The new Surface Pen also seems refined, aiming for an even more pen and ink feel than the last Surface Pro 4.
Really, though, this is all about the Surface Dial, a wild new idea that instantly excited people from its on-stage demos. The metal dial can be an on-screen tool as much as a desktop one, and looks like the other-hand tool designed to work alongside the Pen in everyday Surface creative use.

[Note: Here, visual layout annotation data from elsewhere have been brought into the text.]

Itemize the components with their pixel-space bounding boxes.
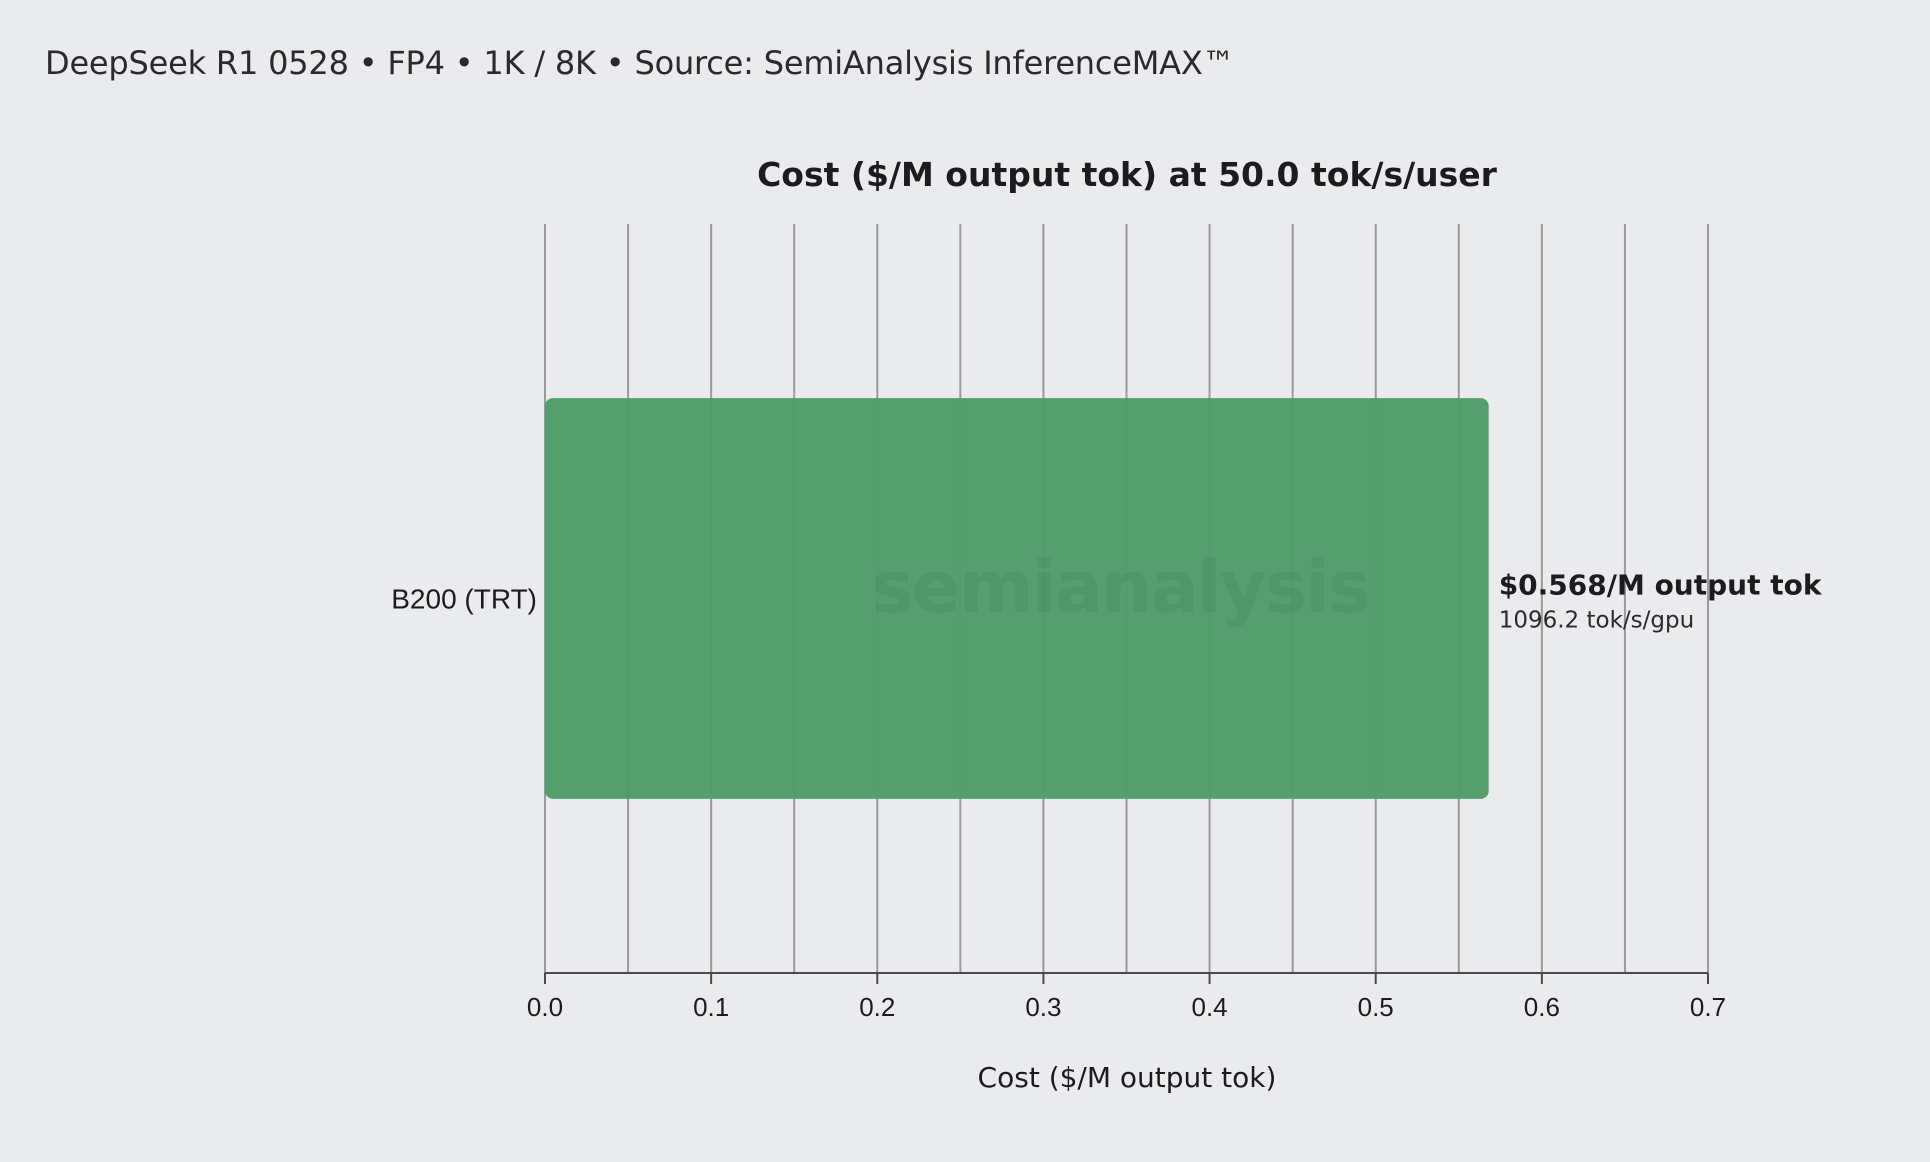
x-axis: 0.0 0.1 0.2 0.3 0.4 0.5 0.6 0.7 [527,972,1726,1022]
x-tick-label: 0.5 [1358,992,1394,1022]
labels: B200 (TRT) $0.568/M output tok 1096.2 tok/… [391,569,1823,634]
bars [545,398,1489,799]
x-tick-label: 0.6 [1524,992,1560,1022]
bar [545,398,1489,799]
x-axis-title: Cost ($/M output tok) [978,1061,1277,1094]
chart-subtitle: DeepSeek R1 0528 • FP4 • 1K / 8K • Sourc… [45,44,1235,82]
x-tick-label: 0.3 [1025,992,1061,1022]
watermark-logo: semianalysis [871,545,1369,629]
x-tick-label: 0.7 [1690,992,1726,1022]
x-tick-label: 0.0 [527,992,563,1022]
x-tick-label: 0.4 [1191,992,1227,1022]
x-tick-label: 0.1 [693,992,729,1022]
bar-value-label: $0.568/M output tok [1499,569,1823,602]
x-tick-label: 0.2 [859,992,895,1022]
bar-secondary-label: 1096.2 tok/s/gpu [1499,608,1694,634]
category-label: B200 (TRT) [391,584,537,615]
chart-title: Cost ($/M output tok) at 50.0 tok/s/user [757,155,1498,194]
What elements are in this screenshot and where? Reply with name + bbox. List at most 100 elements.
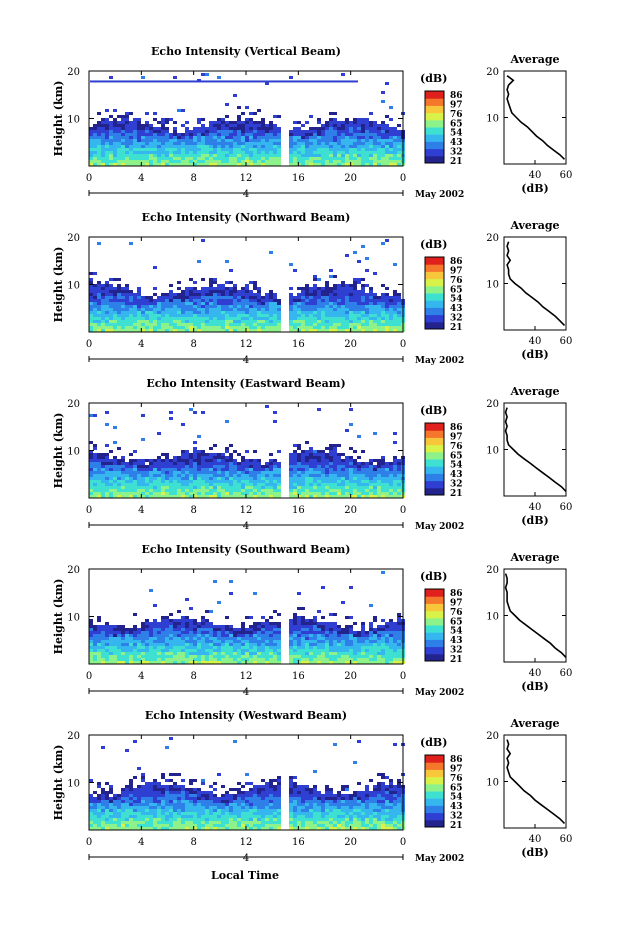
- heatmap-cell: [365, 643, 369, 646]
- heatmap-cell: [289, 658, 293, 661]
- heatmap-cell: [385, 142, 389, 145]
- heatmap-cell: [193, 317, 197, 320]
- heatmap-cell: [109, 474, 113, 477]
- colorbar-tick-label: 54: [450, 461, 463, 471]
- heatmap-cell: [185, 625, 189, 628]
- heatmap-cell: [333, 655, 337, 658]
- colorbar-tick-label: 54: [450, 129, 463, 139]
- heatmap-cell: [121, 640, 125, 643]
- heatmap-cell: [189, 643, 193, 646]
- heatmap-cell: [221, 483, 225, 486]
- heatmap-cell: [181, 290, 185, 293]
- heatmap-cell: [365, 160, 369, 163]
- heatmap-cell: [373, 127, 377, 130]
- heatmap-cell: [265, 655, 269, 658]
- heatmap-cell: [205, 456, 209, 459]
- heatmap-cell: [233, 163, 237, 166]
- heatmap-cell: [121, 302, 125, 305]
- heatmap-cell: [289, 157, 293, 160]
- heatmap-cell: [181, 293, 185, 296]
- heatmap-cell: [241, 311, 245, 314]
- heatmap-cell: [365, 296, 369, 299]
- heatmap-cell: [185, 299, 189, 302]
- heatmap-cell: [137, 127, 141, 130]
- heatmap-cell: [133, 160, 137, 163]
- heatmap-cell: [201, 311, 205, 314]
- heatmap-cell: [345, 646, 349, 649]
- heatmap-cell: [173, 311, 177, 314]
- heatmap-cell: [197, 323, 201, 326]
- heatmap-cell: [181, 139, 185, 142]
- colorbar-swatch: [425, 487, 444, 496]
- heatmap-cell: [389, 652, 393, 655]
- heatmap-cell: [277, 299, 281, 302]
- heatmap-cell: [129, 136, 133, 139]
- heatmap-cell: [249, 157, 253, 160]
- heatmap-cell: [297, 471, 301, 474]
- heatmap-cell: [109, 661, 113, 664]
- heatmap-cell: [337, 299, 341, 302]
- heatmap-cell: [181, 160, 185, 163]
- heatmap-cell: [141, 474, 145, 477]
- heatmap-cell: [361, 293, 365, 296]
- heatmap-cell: [197, 649, 201, 652]
- heatmap-cell: [181, 477, 185, 480]
- heatmap-cell: [321, 305, 325, 308]
- heatmap-cell: [101, 311, 105, 314]
- heatmap-cell: [117, 489, 121, 492]
- heatmap-cell: [145, 148, 149, 151]
- heatmap-cell: [197, 302, 201, 305]
- heatmap-cell: [105, 160, 109, 163]
- heatmap-cell: [321, 628, 325, 631]
- heatmap-cell: [173, 456, 177, 459]
- heatmap-cell: [273, 459, 277, 462]
- heatmap-cell: [377, 148, 381, 151]
- heatmap-cell: [225, 163, 229, 166]
- heatmap-cell: [329, 465, 333, 468]
- heatmap-cell: [273, 329, 277, 332]
- heatmap-cell: [149, 154, 153, 157]
- heatmap-cell: [381, 323, 385, 326]
- heatmap-cell: [145, 631, 149, 634]
- heatmap-cell: [149, 323, 153, 326]
- heatmap-cell: [333, 311, 337, 314]
- heatmap-cell: [233, 290, 237, 293]
- heatmap-cell: [305, 622, 309, 625]
- heatmap-cell: [229, 637, 233, 640]
- heatmap-cell: [141, 640, 145, 643]
- heatmap-cell: [117, 293, 121, 296]
- heatmap-cell: [301, 637, 305, 640]
- heatmap-cell: [377, 163, 381, 166]
- heatmap-cell: [145, 643, 149, 646]
- heatmap-cell: [277, 471, 281, 474]
- heatmap-cell: [245, 326, 249, 329]
- heatmap-cell: [185, 329, 189, 332]
- heatmap-cell: [265, 329, 269, 332]
- heatmap-cell: [201, 658, 205, 661]
- heatmap-cell: [181, 305, 185, 308]
- heatmap-cell: [125, 287, 129, 290]
- heatmap-cell: [333, 154, 337, 157]
- heatmap-cell: [121, 139, 125, 142]
- heatmap-cell: [89, 486, 93, 489]
- heatmap-cell: [197, 658, 201, 661]
- heatmap-cell: [233, 486, 237, 489]
- heatmap-cell: [181, 474, 185, 477]
- heatmap-cell: [337, 314, 341, 317]
- heatmap-cell: [165, 634, 169, 637]
- heatmap-cell: [265, 622, 269, 625]
- heatmap-cell: [369, 139, 373, 142]
- heatmap-cell: [245, 468, 249, 471]
- heatmap-cell: [133, 323, 137, 326]
- heatmap-cell: [225, 317, 229, 320]
- heatmap-cell: [181, 634, 185, 637]
- heatmap-cell: [217, 284, 221, 287]
- heatmap-cell: [145, 296, 149, 299]
- heatmap-cell: [101, 293, 105, 296]
- heatmap-cell: [321, 468, 325, 471]
- heatmap-cell: [157, 456, 161, 459]
- heatmap-cell: [125, 480, 129, 483]
- heatmap-cell: [113, 824, 117, 827]
- heatmap-cell: [289, 483, 293, 486]
- heatmap-cell: [325, 320, 329, 323]
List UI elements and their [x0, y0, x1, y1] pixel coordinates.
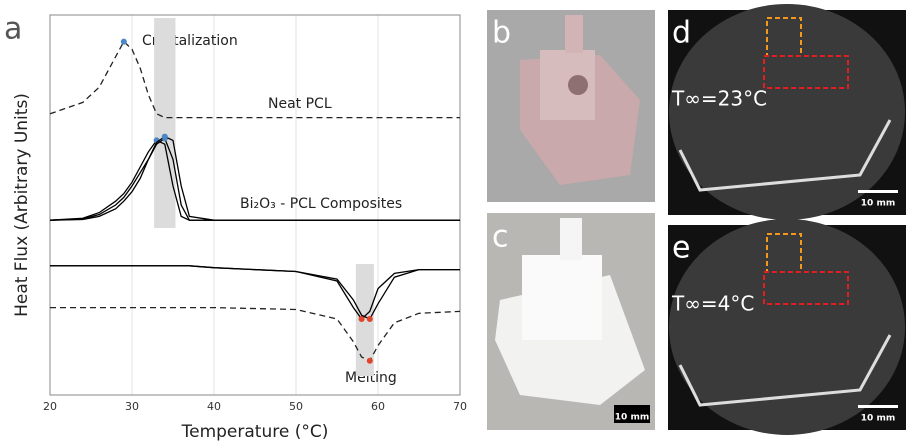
line	[50, 265, 460, 320]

And using Surface Dial? Well, it's a haptic-feedback wheel. Not all apps will be a perfect fit. I tried it, and its gentle buzzes felt less tap-tap-tappy than an Apple Watch: think more like an Xbox One controller. Its sticky base attaches to the angled Surface Studio display, but I kept worrying it would fall off.
Preorders for delivery by the end of the year start today, and Microsoft says quantities are limited. UK and Australian details were not announced, but $2,999 converts to around £2,450 or AU$3,915. The Dial's $100 price is roughly £80 or AU$130.